Alterations that Facebook Inc. made after the Cambridge Analytica data-privacy scandal damaged large videogame publishers that rely on its Login service, leading Facebook to loosen some of the new requirements.
Activision Blizzard Inc.’s popular “Candy Crush” series, and Zynga Inc., responsible for games such as “Words With Friends,” saw reduced revenue due to changes and bugs in Facebook’s Login software that smooths the sign-up process, company executives and financial analysts said this week. Neither videogame maker disclosed the precise extent to which the issues impacted the second quarter’s sales, but executives from both said during earnings calls last week that their audiences and sales suffered from changes that forced users to sign in to their apps again.
“[Facebook] added certain prompts, it introduced some new bugs that cause players to have to re–log in, and it frankly added friction to the player experience for some of our franchises,” Zynga Chief Executive Frank Gibeau said in his company’s ZNGA, -1.72% earnings call this week. “The good news is that was a short-term problem that we were able to work with Facebook on, that we responded to.”
In Activision’s ATVI, -3.70% case, executives discussed technical issues with a “third-party partner” on games produced under the King Digital Entertainment Ltd. label — famous for the “Candy Crush” series — that led to a user decline and an impact on net bookings, a financial metric that gaming companies and analysts use as a substitute for revenue.
“These changes inadvertently impacted some users’ ability to play and invest,” Activision Chief Operating Officer Collister Johnson said on the company’s earnings call. “Our team worked with partners to address the issues and stabilize net bookings.”
Activision did not respond to a MarketWatch request for comment.
Both companies said the issue had been fixed and should not be a drag on third-quarter earnings, which suggests that minor changes Facebook announced last month were related to these issues.
The Facebook developer tool Login in part facilitated the disgraced and now defunct Cambridge Analytica’s collection and storage of millions of users’ personal data.
When asked whether Facebook FB, +0.80% had fixed the Login issue, a spokesman said the company had addressed the concerns in a July blog post and that it was working closely with King and Zynga. The social-media behemoth declined to further comment on the extent of the issue and to identify others affected by it.
Facebook’s Login technology allows developers to simplify the account set-up process via their websites or apps by borrowing some of the information associated with Facebook. It is the developer tool that partly facilitated the harvesting of user data that researchers and Cambridge Analytica improperly gathered and stored on millions of users, though Facebook had previously changed the rules that allowed the original personal-data harvesting.

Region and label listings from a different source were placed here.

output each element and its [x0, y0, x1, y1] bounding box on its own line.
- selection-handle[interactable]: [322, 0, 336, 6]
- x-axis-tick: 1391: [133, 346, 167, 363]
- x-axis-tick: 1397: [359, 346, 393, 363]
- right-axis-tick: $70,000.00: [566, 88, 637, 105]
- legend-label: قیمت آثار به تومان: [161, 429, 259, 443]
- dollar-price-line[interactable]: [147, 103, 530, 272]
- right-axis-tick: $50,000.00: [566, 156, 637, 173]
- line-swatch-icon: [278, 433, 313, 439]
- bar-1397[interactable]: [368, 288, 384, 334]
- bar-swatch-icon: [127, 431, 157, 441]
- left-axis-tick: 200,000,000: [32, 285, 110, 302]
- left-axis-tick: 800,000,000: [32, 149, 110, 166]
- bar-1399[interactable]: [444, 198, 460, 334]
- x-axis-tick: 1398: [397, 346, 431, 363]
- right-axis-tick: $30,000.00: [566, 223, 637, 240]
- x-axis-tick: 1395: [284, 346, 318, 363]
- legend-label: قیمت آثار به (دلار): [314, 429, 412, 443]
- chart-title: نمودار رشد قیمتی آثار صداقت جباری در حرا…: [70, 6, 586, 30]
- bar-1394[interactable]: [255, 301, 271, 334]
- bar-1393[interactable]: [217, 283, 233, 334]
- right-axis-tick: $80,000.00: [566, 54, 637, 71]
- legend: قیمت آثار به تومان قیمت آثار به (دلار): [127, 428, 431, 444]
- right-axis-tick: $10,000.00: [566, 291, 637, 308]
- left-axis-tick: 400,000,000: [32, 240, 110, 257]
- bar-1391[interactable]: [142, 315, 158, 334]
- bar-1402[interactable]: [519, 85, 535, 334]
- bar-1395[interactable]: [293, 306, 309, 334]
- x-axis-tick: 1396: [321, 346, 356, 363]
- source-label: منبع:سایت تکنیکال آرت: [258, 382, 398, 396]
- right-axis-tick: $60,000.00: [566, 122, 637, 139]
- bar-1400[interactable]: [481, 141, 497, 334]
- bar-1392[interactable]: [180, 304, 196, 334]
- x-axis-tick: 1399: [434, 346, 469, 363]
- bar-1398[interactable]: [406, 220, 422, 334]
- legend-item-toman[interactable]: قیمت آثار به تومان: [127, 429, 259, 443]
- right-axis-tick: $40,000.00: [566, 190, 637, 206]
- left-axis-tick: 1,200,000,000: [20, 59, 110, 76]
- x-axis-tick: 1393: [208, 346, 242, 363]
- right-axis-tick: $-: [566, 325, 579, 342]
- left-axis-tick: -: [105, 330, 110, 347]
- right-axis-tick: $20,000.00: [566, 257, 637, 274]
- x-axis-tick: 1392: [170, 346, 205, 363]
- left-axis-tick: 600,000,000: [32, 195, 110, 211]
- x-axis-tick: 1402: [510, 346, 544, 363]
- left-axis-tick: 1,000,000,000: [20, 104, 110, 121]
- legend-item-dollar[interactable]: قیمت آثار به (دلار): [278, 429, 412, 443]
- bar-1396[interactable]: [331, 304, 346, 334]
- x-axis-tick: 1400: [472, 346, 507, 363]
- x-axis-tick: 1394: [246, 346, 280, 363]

Following the Cambridge revelations in March, Facebook made further changes to developer access to data through the Login technology, restricting what third parties can obtain by default, among other things. As part of those changes, Facebook required users who had not used an app in 90 days to log in upon their return — which appears likely to have caused the issues Zynga and Activision described in their earnings calls.
Facebook initially announced the first change to Login in April. The company publicly issued an update on July 27 that seemed to loosen some of the criteria for app use within the three-month time frame, saying the company had initially taken a very “conservative approach” to what it considered app use, but had since sought to expand that definition.
Even though Activision would not name Facebook specifically, analysts said Facebook was the obvious culprit. Besides Zynga’s specific statement, there are few other tech platforms with the heft to affect millions of users that use Login to connect to various third-party apps, including games.
Piper Jaffray analyst Michael Olson said by email Friday that he “just couldn’t think of what else” Activision’s issues could be, since Zynga essentially said the same thing on its call. MKM Partners analyst Eric Handler wrote in a Friday note to clients that executives noted specifically that Facebook network issues caused a dip in King game revenue. And Stifel analyst Drew Crum wrote in a Friday note to clients that the damage to King revenue was “possibly” a result of Facebook.
Zynga declined to comment further, though the company has posted an Android and iOS help page related to connection issues with Facebook’s log-in features. Both Zynga and Activision said that the issues have been fixed and that they are working closely with Facebook.
No issues were mentioned in the earnings of other prominent videogame makers that have reported quarterly results of late, among them Electronic Arts Inc. EA, +1.73% , Take-Two Interactive Software Inc. TTWO, +8.98% and Glu Mobile Inc. GLUU, -0.83% . Activision fared poorly after its earnings report, declining 2%, while Zynga gained 3.9%.